4.) You judiciously sneaked in little nuggets of information and colorful details that provided some unique context and humor. What are some strategies you think other writers can use when approaching an article of this size and technical nature?

I don’t change much based on possible audience. When I write, I have a certain style – or lack thereof – and I think it was honed in the newspaper business. I like to sprinkle in impressions. There are little things that can liven things up and put the reader on the scene.

The essence of our job is to convey the information in a compelling way in as few words as possible.

That said, I didn’t change how I was going to write. When you get to these longer pieces, if it’s between 1,200 and 1,500 words, it’s a ton of work. You have to start outlining, you have to think about overall structure. You can’t just say, “Here’s my lede and here’s what will come from it.”

With this piece up front, I knew we have a very entrepreneurial story, which was trimmed back quite a bit in the final product. You had an interesting technological story and technology evolution story with the fact that they were pushing these mass spectrometer machines ahead – 112 tests in one fell swoop.

You had an interesting personal story with the lead scientists, which I kind of touched upon.

There are civil libertarian aspects, the privacy aspect, which I felt was one of the most interesting aspects.

Then you have Colorado having legal marijuana in the same place — and that was the irony I pitched right away.

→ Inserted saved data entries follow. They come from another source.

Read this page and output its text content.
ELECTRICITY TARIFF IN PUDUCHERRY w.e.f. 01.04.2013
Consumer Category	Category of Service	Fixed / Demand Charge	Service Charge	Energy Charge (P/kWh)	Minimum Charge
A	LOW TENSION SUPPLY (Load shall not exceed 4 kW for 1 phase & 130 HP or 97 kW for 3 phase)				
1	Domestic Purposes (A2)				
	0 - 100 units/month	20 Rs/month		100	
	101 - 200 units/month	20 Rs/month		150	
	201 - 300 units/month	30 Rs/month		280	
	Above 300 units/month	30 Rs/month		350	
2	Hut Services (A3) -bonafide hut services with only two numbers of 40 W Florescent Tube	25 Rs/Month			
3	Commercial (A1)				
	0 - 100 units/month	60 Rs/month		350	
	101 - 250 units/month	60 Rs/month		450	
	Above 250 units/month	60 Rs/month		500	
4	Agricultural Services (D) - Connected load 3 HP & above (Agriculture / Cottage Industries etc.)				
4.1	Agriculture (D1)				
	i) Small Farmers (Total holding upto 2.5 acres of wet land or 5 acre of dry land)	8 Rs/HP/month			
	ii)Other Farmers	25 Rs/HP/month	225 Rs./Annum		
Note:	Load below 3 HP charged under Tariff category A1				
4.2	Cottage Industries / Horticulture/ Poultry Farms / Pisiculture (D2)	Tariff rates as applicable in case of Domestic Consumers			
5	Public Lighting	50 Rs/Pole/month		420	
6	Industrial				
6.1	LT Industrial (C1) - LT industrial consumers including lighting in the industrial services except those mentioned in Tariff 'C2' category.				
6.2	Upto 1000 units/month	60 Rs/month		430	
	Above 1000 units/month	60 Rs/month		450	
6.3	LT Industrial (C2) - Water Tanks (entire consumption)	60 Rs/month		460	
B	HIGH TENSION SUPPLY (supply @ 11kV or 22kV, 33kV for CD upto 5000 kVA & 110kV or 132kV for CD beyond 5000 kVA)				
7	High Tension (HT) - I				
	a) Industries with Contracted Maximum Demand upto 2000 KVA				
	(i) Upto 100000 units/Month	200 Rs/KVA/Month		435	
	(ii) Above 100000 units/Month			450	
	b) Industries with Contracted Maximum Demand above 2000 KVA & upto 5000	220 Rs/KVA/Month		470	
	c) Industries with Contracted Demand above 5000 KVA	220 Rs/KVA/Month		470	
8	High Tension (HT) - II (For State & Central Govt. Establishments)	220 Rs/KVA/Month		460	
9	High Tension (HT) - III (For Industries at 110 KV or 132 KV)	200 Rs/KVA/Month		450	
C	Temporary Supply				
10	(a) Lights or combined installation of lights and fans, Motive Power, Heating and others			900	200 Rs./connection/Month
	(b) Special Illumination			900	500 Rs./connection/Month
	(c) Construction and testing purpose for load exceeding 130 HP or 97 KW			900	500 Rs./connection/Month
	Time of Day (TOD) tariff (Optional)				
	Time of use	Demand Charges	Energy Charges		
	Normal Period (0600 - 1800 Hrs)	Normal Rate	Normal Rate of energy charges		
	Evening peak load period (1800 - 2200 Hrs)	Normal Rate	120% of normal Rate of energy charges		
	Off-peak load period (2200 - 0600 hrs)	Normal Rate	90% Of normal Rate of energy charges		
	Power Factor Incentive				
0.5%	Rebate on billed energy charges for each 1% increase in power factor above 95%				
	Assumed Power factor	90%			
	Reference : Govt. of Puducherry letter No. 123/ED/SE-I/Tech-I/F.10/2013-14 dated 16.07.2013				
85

I try to keep my eyes and ears open when I’m not talking to the person and then put things together. The Rolls Royce … that was just one of those things. If it was in a sports context, it was a heads-up play. It’s a Rolls Royce covered with dirt with sheepskin seat covers.

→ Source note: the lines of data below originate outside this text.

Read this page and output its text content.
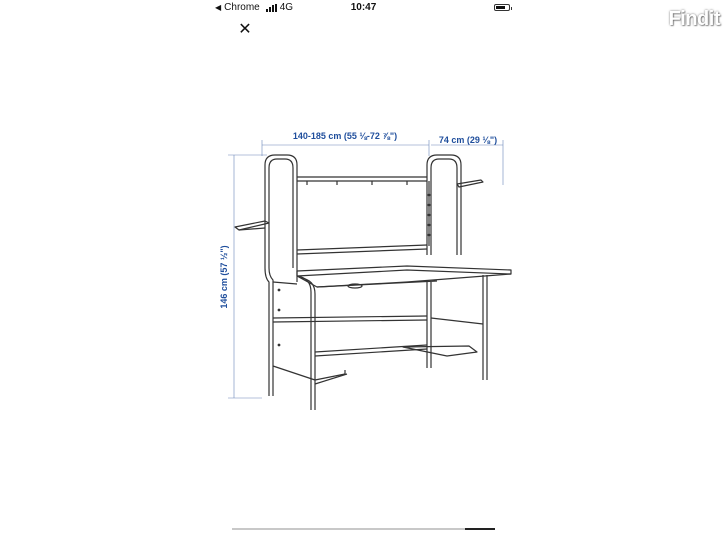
◀ Chrome 4G	10:47
✕
140-185 cm (55 ⅛-72 ⅞")	74 cm (29 ⅛")
146 cm (57 ½")
Findit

I thought, “This is so rich.” I had an example or two stacked up. It’s really about keeping your eyes open and also bringing your other senses if you can.

When you’re sitting on scene, if there is something that strikes you – it’s called a telling detail – if there’s something that’s there, write it there then. If there is some impression you have related to it, some metaphor or comparison, write it down in your notebook right then. Don’t rely on your memory later.

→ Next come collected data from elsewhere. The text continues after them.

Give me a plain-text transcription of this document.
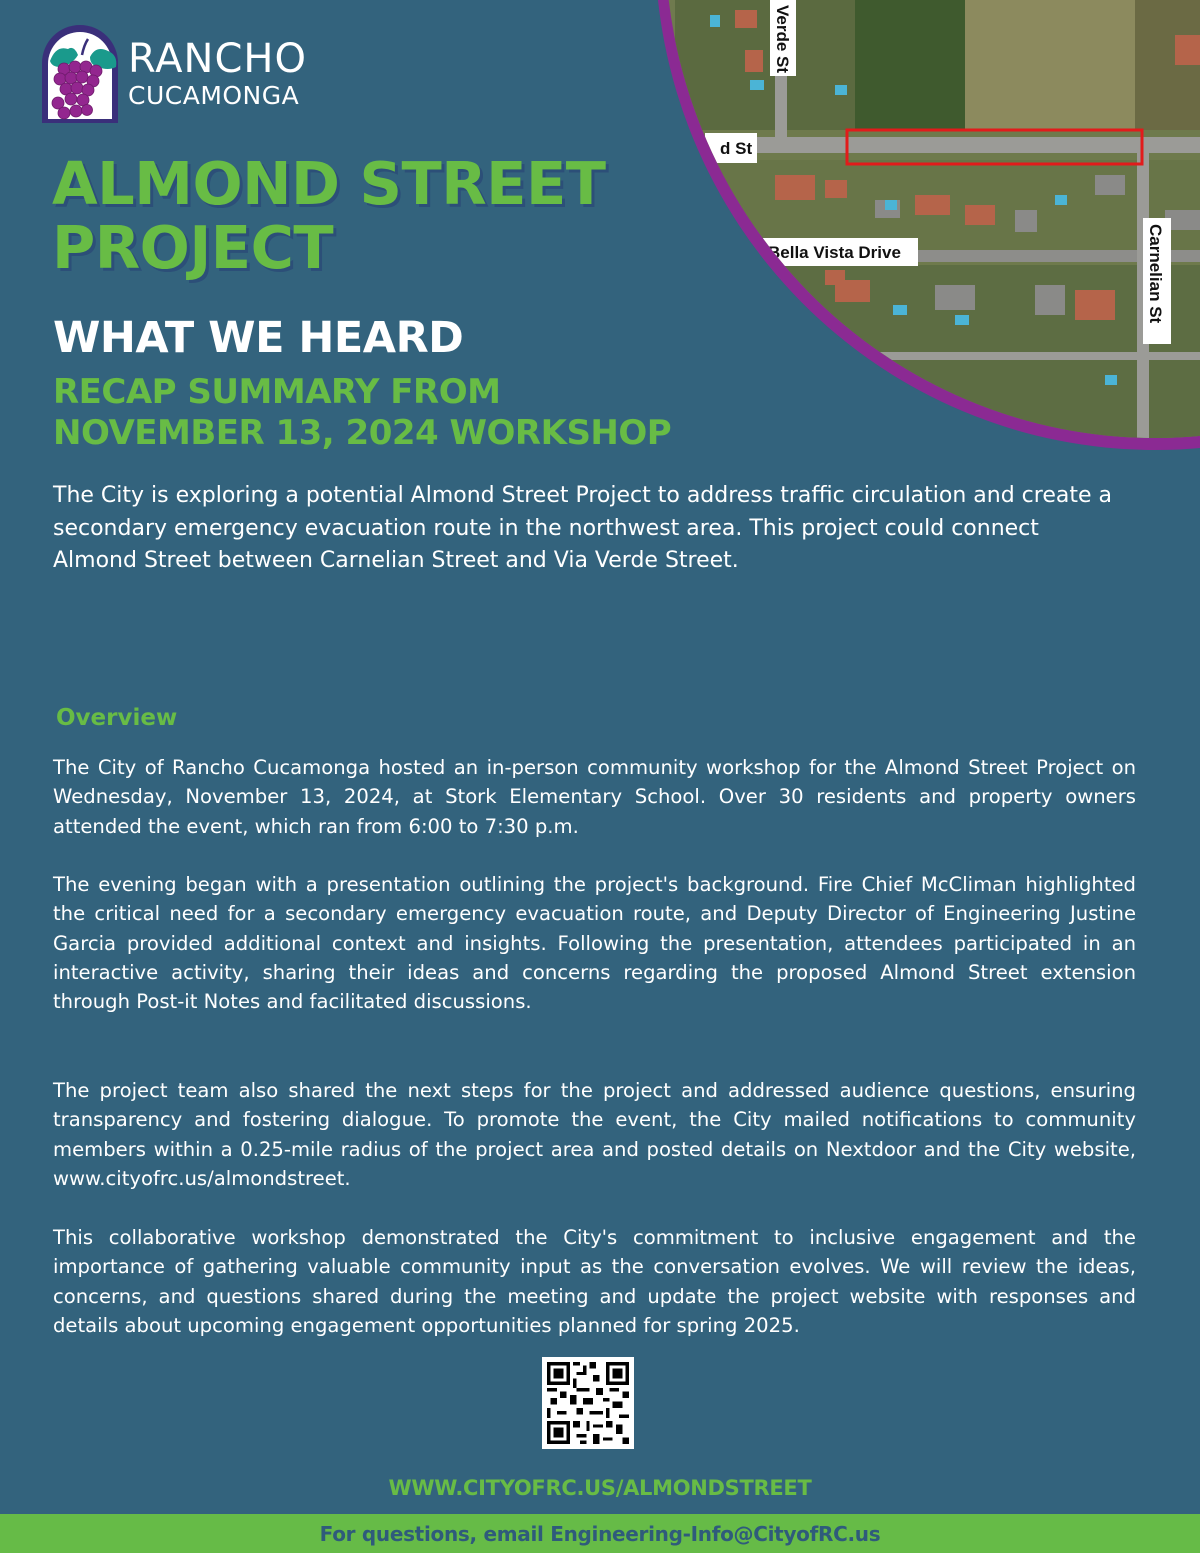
RANCHO
CUCAMONGA
Verde St
d St
Bella Vista Drive	Carnelian St
ALMOND STREET
PROJECT
WHAT WE HEARD
RECAP SUMMARY FROM
NOVEMBER 13, 2024 WORKSHOP

The City is exploring a potential Almond Street Project to address traffic circulation and create a secondary emergency evacuation route in the northwest area. This project could connect Almond Street between Carnelian Street and Via Verde Street.

Overview

The City of Rancho Cucamonga hosted an in-person community workshop for the Almond Street Project on Wednesday, November 13, 2024, at Stork Elementary School. Over 30 residents and property owners attended the event, which ran from 6:00 to 7:30 p.m.

The evening began with a presentation outlining the project's background. Fire Chief McCliman highlighted the critical need for a secondary emergency evacuation route, and Deputy Director of Engineering Justine Garcia provided additional context and insights. Following the presentation, attendees participated in an interactive activity, sharing their ideas and concerns regarding the proposed Almond Street extension through Post-it Notes and facilitated discussions.

The project team also shared the next steps for the project and addressed audience questions, ensuring transparency and fostering dialogue. To promote the event, the City mailed notifications to community members within a 0.25-mile radius of the project area and posted details on Nextdoor and the City website, www.cityofrc.us/almondstreet.

This collaborative workshop demonstrated the City's commitment to inclusive engagement and the importance of gathering valuable community input as the conversation evolves. We will review the ideas, concerns, and questions shared during the meeting and update the project website with responses and details about upcoming engagement opportunities planned for spring 2025.

WWW.CITYOFRC.US/ALMONDSTREET
For questions, email Engineering-Info@CityofRC.us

When I mentioned the bags of dope hanging like corn nuts, that was something when I walked right into the store, I was writing everything I could about the scene and pretty much that term came to me. (The scene) becomes much more alive.

Noticing these details also makes you more human to them. People like people who are interested in them, and that car is a part of him. I was genuinely interested in that.  I think you end up demonstrating that you’re not just there to get the bare facts, hammer it out and start the next one.

I really enjoyed the piece. It really was a 70-cents-a-word deal, and I put in a ton of effort. I couldn’t afford to do many of these things.

As a journalist, you can get into a story and say, “I really think this is interesting.” You’re not thinking about how it’s paying per hour. It’s just that you want to get this thing right. You want to do it justice.

5.) How might the multiplexing mass spectrometer test developed by CU Toxicology affect businesses and industries moving forward?

I think that GINA (Genetic Information Non-Discrimination Act), HIPPA (Health Insurance Portability and Accountability Act) and the Americans with Disability Act, those will offer pretty good protections for Americans; but I think companies will be motivated – particularly with high-end jobs … your headhunter class jobs – they’ll be motivated to sign a waiver if it’s competitive and say we’re going to test for a wide spectrum of drugs for more information, and tell you to “click here,” where they assume you won’t click, and then they’ll put chemical names of the compounds … these massive lists. There I don’t know if I would know a chemical name of a certain compound.

I think there’s a huge risk of that, which is why I think that it’s important I wrote the story.

The technology wasn’t there before. Economically, it would’ve cost $3,000. Now you can do the whole thing for 100 bucks.

I didn’t think about the international implications at all. What about China, places like that where there are really, really very limited civil liberties and they are very good at these sorts of tests?

I think there are huge, huge, huge implications.